Welcome to Zack’s Sack, Vol. 2! The best “Vol. 2” to be released in the past month or so, I assure you, and with Kris Bryant instead of Chris Pratt. Please submit your questions—Cubs questions, baseball history questions, or otherwise—to @beersntrumpets on Twitter.
Questions posed by Twitter followers are unedited, in the interest of making fun of them mercilessly. Let’s open up the sack.
“Is there a path for Candelario to the majors or is he pretty much trade bait at this point?” — Mike Gianella
The short answer is no, Candelario is traded unless there’s a catastrophic injury.
However… Candelario is OPSing over 1.000 at Triple-A, and he’s shown a sophisticated approach at the plate for a few years now. A walk rate around 12 percent, strikeout rate under 20, and praise from his coaches have forced his promotion question as much as possible. Unfortunately, his positional inflexibility (he only plays third base and first base) and the Cubs’ current situations at those positions (uh, guys named Bryant and Rizzo) make a future with the team possible only as a backup.
His virtues and drawbacks are well-documented. What matters is context, and it’s likely that Candelario would be attractive to trade partners as a polished, major-league level talent at a key position. The writing’s on the wall for Jeimer, and he’ll get a good opportunity somewhere else.
“How many toothpicks would it take for a bundle of them to match the circumference of one of Rizzo’s thighs?” — Mary Craig
“Which member of the Cubs is most likely to be able to control the weather?” — Mary Craig
Mary challenged me to write something to chew on this week for Short Relief over at the main Baseball Prospectus site, and she has challenged me with two… provocative questions here.
(Courtesy of Carrie Muskat via Twitter)
There aren’t enough zeros to express how many toothpicks would comprise those legs. My Twitter followers are wrong, by the way:
— zack moser (@BeersNTrumpets) May 25, 2017
Most likely to control the weather? The logical conclusion is Jason Heyward, considering his impressive rain delay speech last fall. But my gut says Eric Hinske.
“Is Schwarber’s potential as the leadoff man dwindling? Who could be an alternative candidate?” — Dylan, better roommate than John; likes the Cubs
There is a vocal minority of the anti-establishment analytics crowd who believes that Schwarber is power-exclusive hitter who won’t produce as much as most expect. The Cubs and most who watch him think he’s a good hitter who will be better than his 2017 stats show so far. I think the former have some good points about tempering expectations, but that the latter are generally correct. Schwarber is going to stay in the leadoff spot most days, with Ben Zobrist snagging most other starts there, for the next month or so, at least. A Zobrist who is performing well is the next-best choice.
“Is Ben Zobrist better with stirrups or best with stirrups?” — Michael C.

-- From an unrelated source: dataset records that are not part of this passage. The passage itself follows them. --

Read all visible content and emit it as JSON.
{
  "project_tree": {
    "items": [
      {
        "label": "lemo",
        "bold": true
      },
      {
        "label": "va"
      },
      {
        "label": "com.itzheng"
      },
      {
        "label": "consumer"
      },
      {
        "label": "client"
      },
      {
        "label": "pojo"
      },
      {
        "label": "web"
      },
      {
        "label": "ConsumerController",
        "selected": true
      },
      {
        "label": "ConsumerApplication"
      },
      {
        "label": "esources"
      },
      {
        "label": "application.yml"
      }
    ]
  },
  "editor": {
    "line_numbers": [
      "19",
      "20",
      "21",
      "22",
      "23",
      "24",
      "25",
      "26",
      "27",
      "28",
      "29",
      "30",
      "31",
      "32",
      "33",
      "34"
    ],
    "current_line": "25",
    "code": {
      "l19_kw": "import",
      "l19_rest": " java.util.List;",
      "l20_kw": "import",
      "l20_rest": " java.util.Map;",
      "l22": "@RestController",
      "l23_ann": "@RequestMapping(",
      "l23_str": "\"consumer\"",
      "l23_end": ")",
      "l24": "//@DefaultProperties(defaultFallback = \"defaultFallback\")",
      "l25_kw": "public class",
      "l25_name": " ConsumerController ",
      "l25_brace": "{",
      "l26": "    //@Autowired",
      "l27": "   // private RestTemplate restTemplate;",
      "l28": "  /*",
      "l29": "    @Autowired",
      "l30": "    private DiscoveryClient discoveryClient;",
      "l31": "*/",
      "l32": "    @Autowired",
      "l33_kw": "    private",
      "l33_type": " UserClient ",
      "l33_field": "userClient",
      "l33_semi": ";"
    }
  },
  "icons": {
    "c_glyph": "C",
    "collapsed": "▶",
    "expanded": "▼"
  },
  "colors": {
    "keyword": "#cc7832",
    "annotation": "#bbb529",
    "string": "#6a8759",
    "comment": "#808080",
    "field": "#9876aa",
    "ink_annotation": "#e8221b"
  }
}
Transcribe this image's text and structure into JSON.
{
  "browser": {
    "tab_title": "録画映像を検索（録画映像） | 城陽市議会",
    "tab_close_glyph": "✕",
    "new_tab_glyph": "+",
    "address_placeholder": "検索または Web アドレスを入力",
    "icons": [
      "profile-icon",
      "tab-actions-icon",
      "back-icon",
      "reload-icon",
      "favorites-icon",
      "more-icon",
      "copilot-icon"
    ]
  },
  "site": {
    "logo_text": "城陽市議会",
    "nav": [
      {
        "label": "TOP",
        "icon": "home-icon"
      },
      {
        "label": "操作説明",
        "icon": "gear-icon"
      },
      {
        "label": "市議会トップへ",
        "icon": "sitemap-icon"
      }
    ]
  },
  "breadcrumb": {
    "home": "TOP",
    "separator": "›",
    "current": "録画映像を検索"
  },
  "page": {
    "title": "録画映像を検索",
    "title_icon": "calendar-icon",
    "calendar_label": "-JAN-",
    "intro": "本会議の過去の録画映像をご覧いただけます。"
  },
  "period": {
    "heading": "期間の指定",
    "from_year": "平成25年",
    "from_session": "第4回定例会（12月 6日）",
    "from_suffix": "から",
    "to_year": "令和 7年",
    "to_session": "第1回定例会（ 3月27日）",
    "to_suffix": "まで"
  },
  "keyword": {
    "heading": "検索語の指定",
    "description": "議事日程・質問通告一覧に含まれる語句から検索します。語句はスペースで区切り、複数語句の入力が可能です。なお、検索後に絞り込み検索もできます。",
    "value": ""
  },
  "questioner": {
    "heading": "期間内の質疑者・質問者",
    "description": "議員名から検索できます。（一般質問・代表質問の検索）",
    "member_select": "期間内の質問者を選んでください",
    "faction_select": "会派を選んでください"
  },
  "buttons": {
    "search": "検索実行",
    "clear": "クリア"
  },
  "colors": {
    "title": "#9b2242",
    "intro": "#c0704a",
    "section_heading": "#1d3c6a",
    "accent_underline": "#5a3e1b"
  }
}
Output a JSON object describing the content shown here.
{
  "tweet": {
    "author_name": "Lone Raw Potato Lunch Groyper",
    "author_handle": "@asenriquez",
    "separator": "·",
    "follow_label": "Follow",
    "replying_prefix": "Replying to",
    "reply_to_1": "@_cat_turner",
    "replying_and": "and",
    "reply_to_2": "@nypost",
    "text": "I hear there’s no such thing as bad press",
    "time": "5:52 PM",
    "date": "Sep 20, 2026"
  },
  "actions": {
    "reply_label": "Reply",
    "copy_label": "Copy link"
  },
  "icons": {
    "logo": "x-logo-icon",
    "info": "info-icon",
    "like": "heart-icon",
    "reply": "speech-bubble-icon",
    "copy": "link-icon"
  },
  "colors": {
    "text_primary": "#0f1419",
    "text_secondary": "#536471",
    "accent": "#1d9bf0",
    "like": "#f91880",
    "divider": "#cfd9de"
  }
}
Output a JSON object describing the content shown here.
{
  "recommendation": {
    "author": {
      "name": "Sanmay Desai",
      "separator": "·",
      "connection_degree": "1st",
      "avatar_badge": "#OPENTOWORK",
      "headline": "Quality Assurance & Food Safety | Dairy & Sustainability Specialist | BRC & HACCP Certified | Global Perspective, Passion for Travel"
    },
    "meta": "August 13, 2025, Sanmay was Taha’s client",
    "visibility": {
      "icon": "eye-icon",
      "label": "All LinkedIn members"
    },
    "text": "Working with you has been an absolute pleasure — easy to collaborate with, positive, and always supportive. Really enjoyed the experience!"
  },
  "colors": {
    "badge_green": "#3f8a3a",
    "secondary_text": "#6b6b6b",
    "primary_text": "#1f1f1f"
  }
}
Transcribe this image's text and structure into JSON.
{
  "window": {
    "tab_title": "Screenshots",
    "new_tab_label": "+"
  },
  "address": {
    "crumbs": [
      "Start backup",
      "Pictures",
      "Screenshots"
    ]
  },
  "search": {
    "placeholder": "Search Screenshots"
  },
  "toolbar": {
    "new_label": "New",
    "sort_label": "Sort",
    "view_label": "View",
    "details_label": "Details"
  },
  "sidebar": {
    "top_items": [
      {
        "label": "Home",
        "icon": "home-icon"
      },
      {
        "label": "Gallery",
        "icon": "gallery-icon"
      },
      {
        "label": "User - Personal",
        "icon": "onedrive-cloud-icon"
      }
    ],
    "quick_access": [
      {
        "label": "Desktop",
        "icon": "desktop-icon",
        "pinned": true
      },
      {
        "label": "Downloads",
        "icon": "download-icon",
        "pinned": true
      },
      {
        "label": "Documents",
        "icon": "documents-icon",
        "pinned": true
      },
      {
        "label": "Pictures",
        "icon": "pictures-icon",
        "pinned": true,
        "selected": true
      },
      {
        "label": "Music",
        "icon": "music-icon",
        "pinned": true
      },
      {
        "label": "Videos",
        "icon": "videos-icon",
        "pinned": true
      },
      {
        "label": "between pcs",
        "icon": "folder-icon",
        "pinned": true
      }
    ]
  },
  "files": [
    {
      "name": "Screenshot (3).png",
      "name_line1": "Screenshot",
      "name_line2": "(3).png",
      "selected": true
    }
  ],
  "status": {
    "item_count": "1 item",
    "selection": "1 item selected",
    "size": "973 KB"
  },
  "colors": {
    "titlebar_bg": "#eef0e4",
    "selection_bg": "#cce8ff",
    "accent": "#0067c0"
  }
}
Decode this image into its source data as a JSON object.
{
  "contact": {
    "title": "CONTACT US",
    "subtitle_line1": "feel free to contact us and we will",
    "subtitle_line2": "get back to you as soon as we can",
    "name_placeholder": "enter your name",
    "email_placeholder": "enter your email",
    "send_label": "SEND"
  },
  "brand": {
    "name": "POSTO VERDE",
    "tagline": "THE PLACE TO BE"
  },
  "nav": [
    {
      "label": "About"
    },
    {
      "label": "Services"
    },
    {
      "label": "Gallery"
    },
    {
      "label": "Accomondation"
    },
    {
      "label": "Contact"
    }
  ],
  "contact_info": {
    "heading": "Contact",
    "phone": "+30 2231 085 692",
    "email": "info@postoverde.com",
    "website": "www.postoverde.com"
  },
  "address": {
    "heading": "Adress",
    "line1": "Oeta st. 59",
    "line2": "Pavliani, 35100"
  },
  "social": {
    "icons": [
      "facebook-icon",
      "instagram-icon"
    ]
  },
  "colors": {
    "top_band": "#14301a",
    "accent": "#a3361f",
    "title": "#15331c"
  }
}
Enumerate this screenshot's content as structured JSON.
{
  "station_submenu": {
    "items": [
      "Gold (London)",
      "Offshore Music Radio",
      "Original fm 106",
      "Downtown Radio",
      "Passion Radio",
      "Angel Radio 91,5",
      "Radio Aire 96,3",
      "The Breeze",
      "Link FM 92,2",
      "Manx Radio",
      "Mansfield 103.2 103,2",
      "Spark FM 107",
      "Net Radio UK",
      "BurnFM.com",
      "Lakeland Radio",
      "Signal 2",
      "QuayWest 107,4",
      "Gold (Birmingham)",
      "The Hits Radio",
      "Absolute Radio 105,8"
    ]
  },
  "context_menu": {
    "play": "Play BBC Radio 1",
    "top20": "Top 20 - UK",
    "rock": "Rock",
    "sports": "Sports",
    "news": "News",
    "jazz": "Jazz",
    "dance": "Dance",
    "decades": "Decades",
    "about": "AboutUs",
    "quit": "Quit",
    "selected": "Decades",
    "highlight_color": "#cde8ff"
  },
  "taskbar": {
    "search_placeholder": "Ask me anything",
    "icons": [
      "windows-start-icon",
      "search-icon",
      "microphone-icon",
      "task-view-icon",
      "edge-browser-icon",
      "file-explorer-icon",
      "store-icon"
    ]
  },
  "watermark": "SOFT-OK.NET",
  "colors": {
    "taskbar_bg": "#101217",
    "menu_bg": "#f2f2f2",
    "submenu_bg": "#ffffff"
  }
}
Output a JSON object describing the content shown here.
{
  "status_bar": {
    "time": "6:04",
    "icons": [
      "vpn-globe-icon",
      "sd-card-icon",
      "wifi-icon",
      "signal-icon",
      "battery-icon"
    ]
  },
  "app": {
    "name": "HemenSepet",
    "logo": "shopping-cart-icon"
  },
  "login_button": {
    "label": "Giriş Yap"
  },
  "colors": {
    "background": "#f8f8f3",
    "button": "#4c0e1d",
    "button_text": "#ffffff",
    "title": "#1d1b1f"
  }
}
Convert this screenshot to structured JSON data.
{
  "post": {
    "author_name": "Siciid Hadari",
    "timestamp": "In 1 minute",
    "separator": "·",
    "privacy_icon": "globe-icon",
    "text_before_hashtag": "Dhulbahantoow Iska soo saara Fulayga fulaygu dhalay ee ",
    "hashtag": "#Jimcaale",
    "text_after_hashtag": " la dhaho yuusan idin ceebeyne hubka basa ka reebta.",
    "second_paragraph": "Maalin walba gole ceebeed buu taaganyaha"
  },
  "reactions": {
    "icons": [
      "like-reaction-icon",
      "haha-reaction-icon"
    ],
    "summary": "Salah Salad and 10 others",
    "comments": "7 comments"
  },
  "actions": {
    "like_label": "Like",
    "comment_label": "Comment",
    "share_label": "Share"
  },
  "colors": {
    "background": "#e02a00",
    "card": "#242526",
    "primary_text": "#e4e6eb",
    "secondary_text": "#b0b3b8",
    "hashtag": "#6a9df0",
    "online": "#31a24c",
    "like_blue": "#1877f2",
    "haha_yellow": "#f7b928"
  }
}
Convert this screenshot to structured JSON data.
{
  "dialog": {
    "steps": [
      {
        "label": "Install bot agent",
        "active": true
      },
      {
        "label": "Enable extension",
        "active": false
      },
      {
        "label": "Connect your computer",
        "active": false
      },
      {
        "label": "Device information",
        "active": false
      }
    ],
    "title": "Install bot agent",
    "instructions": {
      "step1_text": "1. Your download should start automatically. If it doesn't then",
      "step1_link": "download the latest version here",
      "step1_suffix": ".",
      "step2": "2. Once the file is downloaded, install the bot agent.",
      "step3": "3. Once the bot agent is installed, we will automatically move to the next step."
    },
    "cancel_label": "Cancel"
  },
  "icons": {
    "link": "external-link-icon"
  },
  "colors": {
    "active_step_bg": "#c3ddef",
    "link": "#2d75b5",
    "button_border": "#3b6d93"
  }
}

Zobrist has an old school look about him—especially his batting stance—and the stirrups accentuate that. It’s a good look.
“Why are the Cubs colluding with the Russians to create rain delays and what can the Marshal of the Supreme Court do about it?” — Louise M./Nick Stellini
They rigged something early last November and haven’t stopped their conniving since. The Marshal is powerless, but I did learn that there exists a “United States Supreme Court Police” in my research for this question.
“Theo Epstein: Member of the Stonecutters or Illuminati? I’ll hang up and wait for my answer.” — Luis M.
Who makes Arrieta good?
Who let go of Travis Wood?
Who keeps the Cubbies in first place?
Who’s in the presidential race?
Who just swindled Baltimore?
Who’s Jed Hoyer workin’ for?
“why is baseball bad” — John, worse roommate than Dylan; likes the Red Sox
It’s not bad. Stop watching the demonstrably inferior league.